Before diving into the specifics of the TrOCR model, it's crucial to have a solid understanding of the underlying technology that powers it: transformers. Transformers are a class of deep learning models that have revolutionized the field of natural language processing (NLP) since their introduction in the paper "Attention is All You Need" by Vaswani et al. in 2017. Their success in NLP has led to their application across a variety of domains, including computer vision, which is the case with TrOCR.

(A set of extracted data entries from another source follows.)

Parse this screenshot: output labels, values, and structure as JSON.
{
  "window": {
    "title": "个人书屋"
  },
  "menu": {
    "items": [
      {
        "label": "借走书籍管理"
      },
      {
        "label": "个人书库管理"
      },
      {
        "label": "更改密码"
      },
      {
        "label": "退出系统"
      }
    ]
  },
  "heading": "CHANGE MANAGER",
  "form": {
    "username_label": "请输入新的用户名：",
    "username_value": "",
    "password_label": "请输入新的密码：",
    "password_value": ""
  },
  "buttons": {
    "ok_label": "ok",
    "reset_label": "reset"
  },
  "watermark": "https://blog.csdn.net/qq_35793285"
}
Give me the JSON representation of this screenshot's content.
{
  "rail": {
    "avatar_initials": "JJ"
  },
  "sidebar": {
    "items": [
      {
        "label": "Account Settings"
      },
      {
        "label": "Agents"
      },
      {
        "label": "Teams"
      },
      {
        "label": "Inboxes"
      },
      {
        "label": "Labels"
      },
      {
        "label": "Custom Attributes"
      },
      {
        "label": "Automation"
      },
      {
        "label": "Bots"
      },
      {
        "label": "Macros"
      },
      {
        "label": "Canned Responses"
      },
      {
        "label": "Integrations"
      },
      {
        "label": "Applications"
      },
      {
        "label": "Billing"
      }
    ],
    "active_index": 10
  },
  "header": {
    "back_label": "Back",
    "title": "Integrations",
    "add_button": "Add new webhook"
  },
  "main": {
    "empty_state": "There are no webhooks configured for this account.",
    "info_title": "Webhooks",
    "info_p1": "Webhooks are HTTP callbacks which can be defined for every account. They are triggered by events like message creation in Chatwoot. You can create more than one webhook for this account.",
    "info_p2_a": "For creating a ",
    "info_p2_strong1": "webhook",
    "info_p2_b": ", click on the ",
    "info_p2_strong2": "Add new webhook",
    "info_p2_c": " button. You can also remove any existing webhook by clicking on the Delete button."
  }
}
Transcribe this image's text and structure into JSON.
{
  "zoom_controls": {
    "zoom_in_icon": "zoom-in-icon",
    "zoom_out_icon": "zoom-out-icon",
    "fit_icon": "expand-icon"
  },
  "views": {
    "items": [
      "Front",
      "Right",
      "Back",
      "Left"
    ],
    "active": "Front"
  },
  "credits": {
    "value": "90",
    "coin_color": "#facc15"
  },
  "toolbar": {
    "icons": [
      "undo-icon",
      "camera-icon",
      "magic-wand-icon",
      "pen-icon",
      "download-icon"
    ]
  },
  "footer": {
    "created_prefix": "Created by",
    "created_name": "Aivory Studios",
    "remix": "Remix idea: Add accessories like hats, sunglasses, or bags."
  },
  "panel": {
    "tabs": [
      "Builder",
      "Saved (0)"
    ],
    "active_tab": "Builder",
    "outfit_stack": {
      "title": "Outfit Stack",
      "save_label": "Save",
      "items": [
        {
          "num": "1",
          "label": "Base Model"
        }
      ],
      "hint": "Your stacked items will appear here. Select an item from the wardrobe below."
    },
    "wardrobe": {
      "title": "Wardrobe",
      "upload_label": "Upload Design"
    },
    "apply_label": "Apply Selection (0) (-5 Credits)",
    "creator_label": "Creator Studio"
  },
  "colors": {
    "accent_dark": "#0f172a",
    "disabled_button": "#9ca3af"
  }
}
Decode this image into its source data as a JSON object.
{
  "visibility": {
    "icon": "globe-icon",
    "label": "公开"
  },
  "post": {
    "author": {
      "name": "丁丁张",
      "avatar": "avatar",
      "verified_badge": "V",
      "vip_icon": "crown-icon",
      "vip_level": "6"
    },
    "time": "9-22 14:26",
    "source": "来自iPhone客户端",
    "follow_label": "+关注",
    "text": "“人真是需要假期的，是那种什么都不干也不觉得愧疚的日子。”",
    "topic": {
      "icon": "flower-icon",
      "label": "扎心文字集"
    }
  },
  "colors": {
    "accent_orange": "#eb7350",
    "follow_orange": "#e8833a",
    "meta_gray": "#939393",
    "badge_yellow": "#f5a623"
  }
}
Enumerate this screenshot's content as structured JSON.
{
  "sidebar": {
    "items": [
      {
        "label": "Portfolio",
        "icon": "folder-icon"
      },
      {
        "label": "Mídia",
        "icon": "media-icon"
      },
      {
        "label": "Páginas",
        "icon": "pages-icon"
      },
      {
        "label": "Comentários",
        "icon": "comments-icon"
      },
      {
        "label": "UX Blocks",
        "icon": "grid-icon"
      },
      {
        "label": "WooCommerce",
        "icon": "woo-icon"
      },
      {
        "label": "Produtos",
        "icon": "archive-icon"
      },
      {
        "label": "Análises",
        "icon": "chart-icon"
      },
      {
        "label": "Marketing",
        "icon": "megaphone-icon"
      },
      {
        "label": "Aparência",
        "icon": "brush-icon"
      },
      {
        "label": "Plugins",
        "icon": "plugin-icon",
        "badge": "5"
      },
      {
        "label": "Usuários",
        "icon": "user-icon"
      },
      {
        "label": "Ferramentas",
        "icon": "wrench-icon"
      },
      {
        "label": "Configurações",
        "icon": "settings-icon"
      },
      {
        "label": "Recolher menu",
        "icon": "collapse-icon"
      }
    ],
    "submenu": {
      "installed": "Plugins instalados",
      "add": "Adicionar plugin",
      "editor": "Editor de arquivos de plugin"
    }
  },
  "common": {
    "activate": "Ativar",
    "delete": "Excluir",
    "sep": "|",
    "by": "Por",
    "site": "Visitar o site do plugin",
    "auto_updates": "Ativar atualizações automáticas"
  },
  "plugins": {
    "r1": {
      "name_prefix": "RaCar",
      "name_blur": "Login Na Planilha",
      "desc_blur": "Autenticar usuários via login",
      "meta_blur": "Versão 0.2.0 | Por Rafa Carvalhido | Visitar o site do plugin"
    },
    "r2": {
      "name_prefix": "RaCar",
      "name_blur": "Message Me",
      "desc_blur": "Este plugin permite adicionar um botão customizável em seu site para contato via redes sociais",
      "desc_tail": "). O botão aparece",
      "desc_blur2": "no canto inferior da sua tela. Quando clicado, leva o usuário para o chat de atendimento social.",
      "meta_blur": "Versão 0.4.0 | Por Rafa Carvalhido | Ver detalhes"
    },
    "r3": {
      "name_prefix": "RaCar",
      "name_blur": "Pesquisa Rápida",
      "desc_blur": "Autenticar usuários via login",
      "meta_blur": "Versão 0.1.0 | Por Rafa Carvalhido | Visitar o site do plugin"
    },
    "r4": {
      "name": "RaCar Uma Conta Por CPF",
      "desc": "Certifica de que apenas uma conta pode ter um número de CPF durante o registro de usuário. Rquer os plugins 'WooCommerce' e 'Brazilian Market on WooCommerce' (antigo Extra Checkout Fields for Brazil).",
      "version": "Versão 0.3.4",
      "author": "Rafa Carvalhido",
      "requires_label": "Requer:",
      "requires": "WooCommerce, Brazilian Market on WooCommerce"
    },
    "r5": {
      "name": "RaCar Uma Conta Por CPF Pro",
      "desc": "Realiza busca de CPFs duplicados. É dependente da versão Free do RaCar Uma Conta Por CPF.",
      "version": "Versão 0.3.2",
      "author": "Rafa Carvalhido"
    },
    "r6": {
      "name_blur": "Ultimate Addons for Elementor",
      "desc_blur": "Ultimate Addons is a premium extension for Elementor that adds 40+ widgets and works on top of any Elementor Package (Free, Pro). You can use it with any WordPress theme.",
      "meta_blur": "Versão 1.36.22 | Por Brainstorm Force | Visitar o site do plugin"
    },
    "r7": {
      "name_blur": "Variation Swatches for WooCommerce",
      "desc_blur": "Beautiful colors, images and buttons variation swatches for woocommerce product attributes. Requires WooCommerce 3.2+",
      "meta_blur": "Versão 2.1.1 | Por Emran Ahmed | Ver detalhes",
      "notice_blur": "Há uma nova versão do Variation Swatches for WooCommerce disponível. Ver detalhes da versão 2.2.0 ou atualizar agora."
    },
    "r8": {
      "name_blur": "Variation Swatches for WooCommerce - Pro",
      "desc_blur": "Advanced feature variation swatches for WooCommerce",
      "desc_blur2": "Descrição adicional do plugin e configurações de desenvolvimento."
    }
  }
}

### Key Concepts of Transformers

Transformers are built on the principle of self-attention, allowing them to weigh the importance of different parts of the input data differently. This is particularly beneficial for tasks that require an understanding of the context, such as language translation, text summarization, and, as we will see, optical character recognition. The key components of transformers are:

- A self-Attention mechanism allows the model to focus on different parts of the input sequence when producing a specific part of the output sequence. For OCR, this means the model can learn to focus on specific parts of an image when trying to recognize characters or words.

- Positional Encoding is added to the input to give the model information about the position of each part of the sequence (or each pixel/region in the case of images), because transformers do not process data in order (like RNNs or CNNs).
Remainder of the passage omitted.